Map with ECE for each group, disparity, and detailed calibration metrics:

  • :group_a_ece - Expected Calibration Error for group A
  • :group_b_ece - Expected Calibration Error for group B
  • :disparity - Absolute difference in ECE
  • :passes - Whether disparity is within threshold
  • :threshold - Threshold used
  • :group_a_mce - Maximum Calibration Error for group A
  • :group_b_mce - Maximum Calibration Error for group B
  • :n_bins - Number of bins used
  • :strategy - Binning strategy used
  • :interpretation - Plain language explanation

Examples

iex> probs = Nx.tensor([0.1, 0.3, 0.6, 0.9, 0.2, 0.4, 0.7, 0.8, 0.5, 0.3, 0.1, 0.3, 0.6, 0.9, 0.2, 0.4, 0.7, 0.8, 0.5, 0.3])
iex> labels = Nx.tensor([0, 0, 1, 1, 0, 0, 1, 1, 1, 0, 0, 0, 1, 1, 0, 0, 1, 1, 1, 0])
iex> sensitive = Nx.tensor([0, 0, 0, 0, 0, 0, 0, 0, 0, 0, 1, 1, 1, 1, 1, 1, 1, 1, 1, 1])
iex> result = ExFairness.Metrics.Calibration.compute(probs, labels, sensitive, n_bins: 5)
iex> result.n_bins
5

reliability_diagram(probabilities, labels, sensitive_attr, opts \\ [])

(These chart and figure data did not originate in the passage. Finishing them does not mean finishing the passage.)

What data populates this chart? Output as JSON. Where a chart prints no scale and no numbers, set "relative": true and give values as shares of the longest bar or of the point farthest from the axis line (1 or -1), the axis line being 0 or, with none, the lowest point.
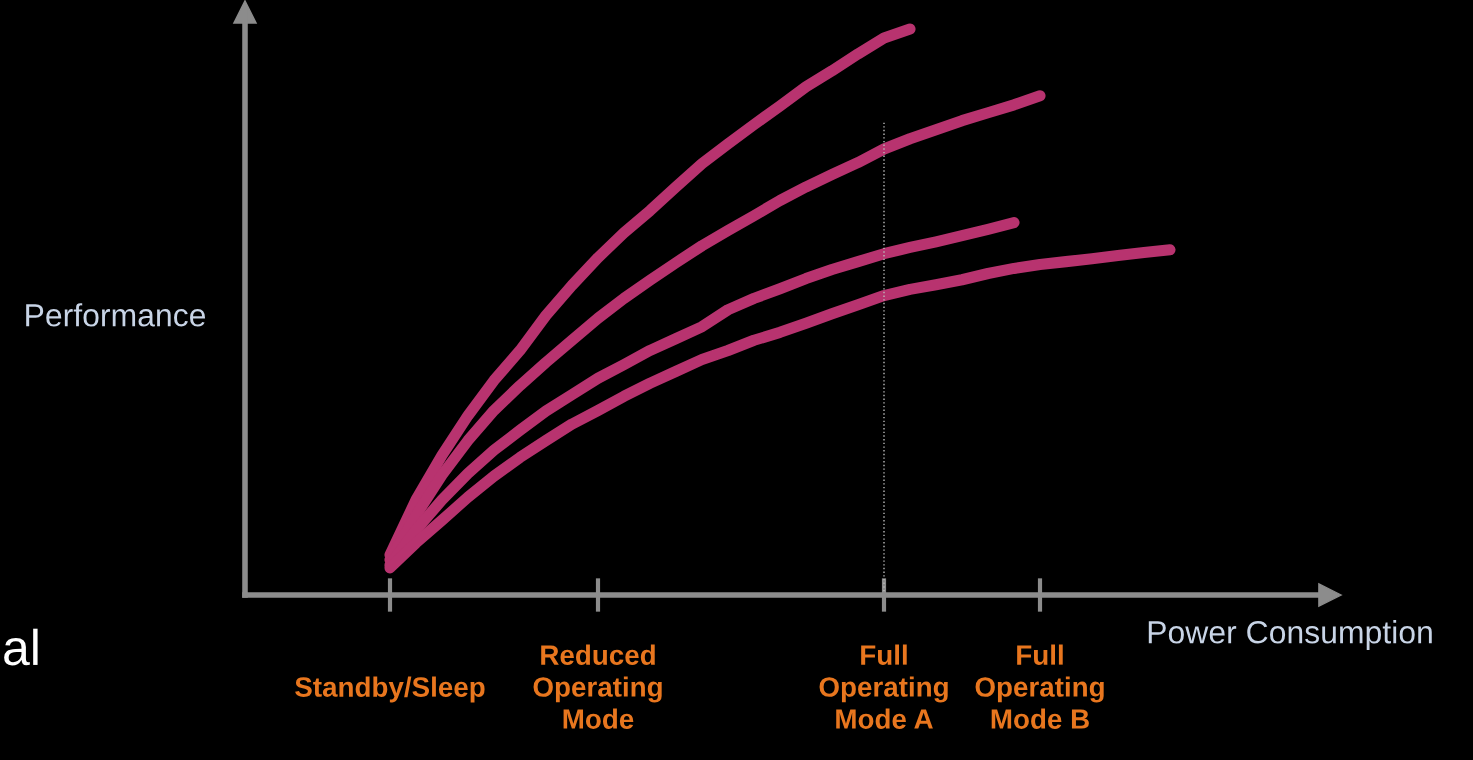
{
  "chart_data": {
    "type": "line",
    "relative": true,
    "xlabel": "Power Consumption",
    "ylabel": "Performance",
    "categories": [
      null,
      null,
      null,
      null,
      null,
      "Standby/Sleep",
      null,
      null,
      null,
      null,
      null,
      null,
      null,
      "Reduced\nOperating\nMode",
      null,
      null,
      null,
      null,
      null,
      null,
      null,
      null,
      null,
      null,
      "Full\nOperating\nMode A",
      null,
      null,
      null,
      null,
      null,
      "Full\nOperating\nMode B",
      null,
      null,
      null,
      null,
      null,
      null,
      null,
      null,
      null,
      null,
      null
    ],
    "ref_lines": [
      {
        "axis": "x",
        "value": "Full\nOperating\nMode A",
        "label": null,
        "color": "#bbbbbb",
        "line_style": "dotted"
      }
    ],
    "annotations": [
      "al"
    ],
    "grid": false,
    "legend": false,
    "marker": "none",
    "line_style": "solid",
    "series": [
      {
        "color": "#b8336f",
        "values": [
          null,
          null,
          null,
          null,
          null,
          0.071,
          0.168,
          0.247,
          0.317,
          0.379,
          0.432,
          0.494,
          0.547,
          0.596,
          0.64,
          0.679,
          0.721,
          0.762,
          0.797,
          0.831,
          0.864,
          0.898,
          0.926,
          0.956,
          0.984,
          1.0,
          null,
          null,
          null,
          null,
          null,
          null,
          null,
          null,
          null,
          null,
          null,
          null,
          null,
          null,
          null,
          null
        ]
      },
      {
        "color": "#b8336f",
        "values": [
          null,
          null,
          null,
          null,
          null,
          0.062,
          0.141,
          0.212,
          0.273,
          0.326,
          0.37,
          0.411,
          0.45,
          0.489,
          0.524,
          0.556,
          0.587,
          0.617,
          0.644,
          0.67,
          0.697,
          0.721,
          0.743,
          0.764,
          0.788,
          0.806,
          0.822,
          0.838,
          0.852,
          0.866,
          0.882,
          null,
          null,
          null,
          null,
          null,
          null,
          null,
          null,
          null,
          null,
          null
        ]
      },
      {
        "color": "#b8336f",
        "values": [
          null,
          null,
          null,
          null,
          null,
          0.053,
          0.115,
          0.168,
          0.215,
          0.256,
          0.291,
          0.325,
          0.354,
          0.383,
          0.407,
          0.432,
          0.453,
          0.474,
          0.504,
          0.524,
          0.541,
          0.559,
          0.575,
          0.589,
          0.603,
          0.614,
          0.624,
          0.635,
          0.646,
          0.658,
          null,
          null,
          null,
          null,
          null,
          null,
          null,
          null,
          null,
          null,
          null,
          null
        ]
      },
      {
        "color": "#b8336f",
        "values": [
          null,
          null,
          null,
          null,
          null,
          0.048,
          0.092,
          0.132,
          0.173,
          0.21,
          0.243,
          0.273,
          0.302,
          0.326,
          0.351,
          0.374,
          0.395,
          0.416,
          0.432,
          0.45,
          0.464,
          0.48,
          0.497,
          0.513,
          0.529,
          0.54,
          0.548,
          0.557,
          0.568,
          0.577,
          0.584,
          0.589,
          0.594,
          0.6,
          0.605,
          0.61,
          null,
          null,
          null,
          null,
          null,
          null
        ]
      }
    ]
  }
}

@spec reliability_diagram(Nx.Tensor.t(), Nx.Tensor.t(), Nx.Tensor.t(), keyword()) ::
  %{
    bins: [map()],
    n_bins: integer(),
    strategy: :uniform | :quantile
  }

Generates reliability diagram data for calibration plotting.

Returns bin-level accuracy, confidence, and counts per group using the same binning strategy as compute/4.